A la barre de son trimaran IDEC (29,70 mètres), il pourrait franchir la ligne d'arrivée dans la nuit de samedi à dimanche au large de la Bretagne après 58 à 59 jours de navigation. Un exploit appelé à résonner durablement dans le monde de la voile.

Dans sa circumnavigation en solo par les caps de Bonne Espérance (Afrique du Sud), Leeuwin (Australie) et Horn (Chili), le solide skipper morbihannais de 51 ans a raflé tous les records intermédiaires et établi de nouveaux temps de références, notamment la traversée de l'océan Indien (9 jours, 12 heures et 3 minutes) puis de l'océan Pacifique (10 jours 14 heures et 30 minutes).

Joyon a même été plus vite seul qu'Orange 2, skippé par Bruno Peyron et tout un équipage en 2003, lors de leur tour du monde victorieux sur le même parcours (Trophée Jules Verne: 50 jours, 16 heures, 20 minutes et 4 secondes), entre Bonne Espérance et Leeuwin.

Autre accessit, le plus grand nombre de milles parcourus en une journée, 616,7 milles à la vitesse d'un peu plus de 25 noeuds. Il en a été dépossédé quelques jours plus tard par Thomas Coville (619,3 milles soit 1115 milles à la vitesse de 25,8 noeuds) parti lui aussi en quête du même record sur le trimaran Sodébo avant d'abandonner après une collision avec un growler, petit morceau de glace détaché d'un iceberg.

"Il était en conditions de course tout le temps, il n'a fait aucun compromis" pour aller le plus vite possible, a expliqué Jean-Yves Bernot, routeur-météo du skipper. Même dans le Pacifique, le skipper de Locmariaquer (Morbihan) est descendu tout près des glaces, jusqu'à 58 degrés Sud, "pour éviter des vents forts qui barraient le Nord", a précisé le navigateur à terre du skipper.

"Ca, c'est tout Francis, à fond, à fond tout le temps", a reconnu Roland Jourdain, skipper du monocoque 60 pieds (18,28 mètres) Véolia qui, par le passé a réalisé avec lui une saison complète en multicoques 60 pieds.

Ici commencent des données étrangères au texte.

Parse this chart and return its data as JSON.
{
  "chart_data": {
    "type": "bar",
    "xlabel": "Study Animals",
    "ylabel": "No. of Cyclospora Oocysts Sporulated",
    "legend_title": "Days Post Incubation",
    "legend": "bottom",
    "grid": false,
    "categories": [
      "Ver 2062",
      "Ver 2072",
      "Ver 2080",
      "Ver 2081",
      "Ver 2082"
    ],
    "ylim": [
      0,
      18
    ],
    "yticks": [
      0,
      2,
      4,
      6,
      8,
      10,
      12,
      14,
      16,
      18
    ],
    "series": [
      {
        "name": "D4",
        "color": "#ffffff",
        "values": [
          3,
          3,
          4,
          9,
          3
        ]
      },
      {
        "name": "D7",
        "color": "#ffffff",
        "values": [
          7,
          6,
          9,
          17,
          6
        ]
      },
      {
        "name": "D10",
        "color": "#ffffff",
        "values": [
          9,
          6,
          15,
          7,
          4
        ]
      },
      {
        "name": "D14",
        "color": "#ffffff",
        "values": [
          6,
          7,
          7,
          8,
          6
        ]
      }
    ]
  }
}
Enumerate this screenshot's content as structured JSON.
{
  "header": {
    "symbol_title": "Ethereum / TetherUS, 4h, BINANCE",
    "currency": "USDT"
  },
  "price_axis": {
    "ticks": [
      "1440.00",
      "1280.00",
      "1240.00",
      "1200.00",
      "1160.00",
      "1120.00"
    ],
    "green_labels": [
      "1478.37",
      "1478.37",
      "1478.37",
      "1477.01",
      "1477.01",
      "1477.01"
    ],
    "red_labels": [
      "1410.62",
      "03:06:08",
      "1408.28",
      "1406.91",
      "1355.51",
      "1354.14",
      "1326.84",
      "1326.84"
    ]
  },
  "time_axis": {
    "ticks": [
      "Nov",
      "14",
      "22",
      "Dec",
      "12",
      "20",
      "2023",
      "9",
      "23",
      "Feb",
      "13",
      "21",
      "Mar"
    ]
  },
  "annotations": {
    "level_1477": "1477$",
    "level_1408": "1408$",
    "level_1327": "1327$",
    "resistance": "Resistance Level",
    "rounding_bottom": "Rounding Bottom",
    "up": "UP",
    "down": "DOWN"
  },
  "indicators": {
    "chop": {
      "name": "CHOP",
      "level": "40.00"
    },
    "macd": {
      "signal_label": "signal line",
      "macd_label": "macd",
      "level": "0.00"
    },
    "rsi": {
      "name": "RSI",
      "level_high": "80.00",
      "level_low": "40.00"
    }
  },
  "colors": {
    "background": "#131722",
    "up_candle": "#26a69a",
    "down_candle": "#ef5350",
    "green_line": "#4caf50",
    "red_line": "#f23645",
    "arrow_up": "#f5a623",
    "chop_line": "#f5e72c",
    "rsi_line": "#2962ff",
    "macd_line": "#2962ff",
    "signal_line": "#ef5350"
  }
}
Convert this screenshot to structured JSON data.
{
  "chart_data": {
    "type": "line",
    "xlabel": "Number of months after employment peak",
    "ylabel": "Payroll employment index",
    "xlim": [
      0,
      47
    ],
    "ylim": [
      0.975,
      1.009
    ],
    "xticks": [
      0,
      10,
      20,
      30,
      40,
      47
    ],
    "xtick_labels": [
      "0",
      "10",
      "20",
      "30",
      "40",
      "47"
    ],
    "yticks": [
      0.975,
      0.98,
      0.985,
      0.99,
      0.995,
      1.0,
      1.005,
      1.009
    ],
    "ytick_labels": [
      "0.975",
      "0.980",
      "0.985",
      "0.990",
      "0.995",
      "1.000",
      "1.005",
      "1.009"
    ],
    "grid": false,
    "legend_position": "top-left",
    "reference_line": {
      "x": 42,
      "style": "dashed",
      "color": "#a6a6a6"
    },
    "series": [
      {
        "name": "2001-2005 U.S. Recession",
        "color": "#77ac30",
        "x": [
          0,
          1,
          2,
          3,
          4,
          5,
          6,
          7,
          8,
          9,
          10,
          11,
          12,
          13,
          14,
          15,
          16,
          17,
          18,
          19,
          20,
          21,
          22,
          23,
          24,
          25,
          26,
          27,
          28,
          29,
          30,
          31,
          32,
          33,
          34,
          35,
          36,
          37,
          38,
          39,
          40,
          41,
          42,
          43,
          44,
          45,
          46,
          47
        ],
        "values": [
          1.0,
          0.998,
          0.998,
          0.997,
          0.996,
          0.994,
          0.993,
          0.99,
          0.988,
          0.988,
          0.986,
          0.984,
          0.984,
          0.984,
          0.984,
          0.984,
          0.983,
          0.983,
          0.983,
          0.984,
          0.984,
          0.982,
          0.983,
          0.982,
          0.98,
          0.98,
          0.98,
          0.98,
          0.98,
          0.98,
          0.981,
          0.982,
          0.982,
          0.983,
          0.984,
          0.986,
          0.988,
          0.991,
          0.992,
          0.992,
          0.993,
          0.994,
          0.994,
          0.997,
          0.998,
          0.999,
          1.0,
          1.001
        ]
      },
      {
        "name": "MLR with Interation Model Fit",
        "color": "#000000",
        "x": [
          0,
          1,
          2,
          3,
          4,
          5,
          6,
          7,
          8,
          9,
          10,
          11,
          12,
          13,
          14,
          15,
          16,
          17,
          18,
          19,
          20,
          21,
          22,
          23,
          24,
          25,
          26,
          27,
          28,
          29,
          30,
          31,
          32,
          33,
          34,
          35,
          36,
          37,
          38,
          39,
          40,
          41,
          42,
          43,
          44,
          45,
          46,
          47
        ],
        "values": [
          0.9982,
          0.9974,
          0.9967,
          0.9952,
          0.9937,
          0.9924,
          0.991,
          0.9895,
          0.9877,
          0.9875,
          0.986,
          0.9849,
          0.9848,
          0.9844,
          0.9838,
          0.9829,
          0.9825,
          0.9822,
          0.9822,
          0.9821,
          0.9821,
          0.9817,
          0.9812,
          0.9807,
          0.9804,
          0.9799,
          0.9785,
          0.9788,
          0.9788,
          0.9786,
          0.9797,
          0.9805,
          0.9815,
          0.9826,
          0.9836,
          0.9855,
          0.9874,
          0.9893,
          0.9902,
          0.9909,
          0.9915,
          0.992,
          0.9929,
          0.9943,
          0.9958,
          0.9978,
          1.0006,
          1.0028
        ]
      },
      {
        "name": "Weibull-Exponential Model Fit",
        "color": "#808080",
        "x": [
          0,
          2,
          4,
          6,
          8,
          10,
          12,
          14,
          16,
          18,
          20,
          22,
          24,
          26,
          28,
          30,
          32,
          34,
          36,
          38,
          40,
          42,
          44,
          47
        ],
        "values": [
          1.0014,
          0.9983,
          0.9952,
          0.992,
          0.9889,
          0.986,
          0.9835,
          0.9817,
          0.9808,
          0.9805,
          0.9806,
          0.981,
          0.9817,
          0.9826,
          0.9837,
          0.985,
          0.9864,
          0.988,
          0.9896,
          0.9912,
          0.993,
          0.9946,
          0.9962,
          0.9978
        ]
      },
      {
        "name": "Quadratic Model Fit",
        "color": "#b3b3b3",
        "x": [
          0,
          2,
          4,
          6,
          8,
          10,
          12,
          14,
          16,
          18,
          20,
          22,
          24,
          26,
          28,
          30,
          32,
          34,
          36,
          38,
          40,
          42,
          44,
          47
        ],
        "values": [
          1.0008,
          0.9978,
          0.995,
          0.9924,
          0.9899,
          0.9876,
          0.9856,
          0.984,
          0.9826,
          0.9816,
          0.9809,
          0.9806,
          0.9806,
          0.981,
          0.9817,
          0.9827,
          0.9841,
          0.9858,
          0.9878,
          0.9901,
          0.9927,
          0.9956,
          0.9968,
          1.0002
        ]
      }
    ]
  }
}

"C'est sur ces parcours au large et contre le chronomètre, que Francis s'exprime pleinement".

Ce n'est qu'à la sortie du Pacifique, puis lors de sa remontée de l'Atlantique que Francis Joyon a ralenti sa course échevelée.

D'abord pour raisons météo, puis à cause de l'usure d'une pièce des haubans qui maintiennent le mât debout, et qui risquait de le faire chuter. Joyon a ralenti pour faire ses réparations à 32 mètres de hauteur. Ce vendredi, il filait à 20 noeuds en direction de Brest, mais toujours avec la crainte d'une casse de dernière minute.

Ce record (presque) accroché au tableau de chasse de Francis Joyon, c'est la marque de la "simplicité, (de) l'efficacité et (de) la performance. Je n'ai qu'un mot à dire, bravo!", a témoigné Jean Le Cam, skipper du monocoque de 60 pieds VM Matériaux, en préparation pour le prochain Vendée Globe qui s'élancera sur le même parcours au départ et à l'arrivée des Sables d'Olonne (Vendée), à l'automne prochain.

Dès la conception, tout a été fait pour que le bateau soit simple à piloter, et léger. Pas de groupe électrogène qui peut tomber en panne, donc pas de chauffage à bord, mais des éoliennes et des panneaux solaires pour fournir l'électricité nécessaire au pilote automatique et aux outils de communication. Au final, un gain de poids évident. Selon son service de presse, le skipper breton devrait franchir la ligne d'arrivée fictive située entre l'île d'Ouessant et le Cap Lizard au milieu de la nuit de samedi à dimanche, et rallier le port de Brest dans la matinée.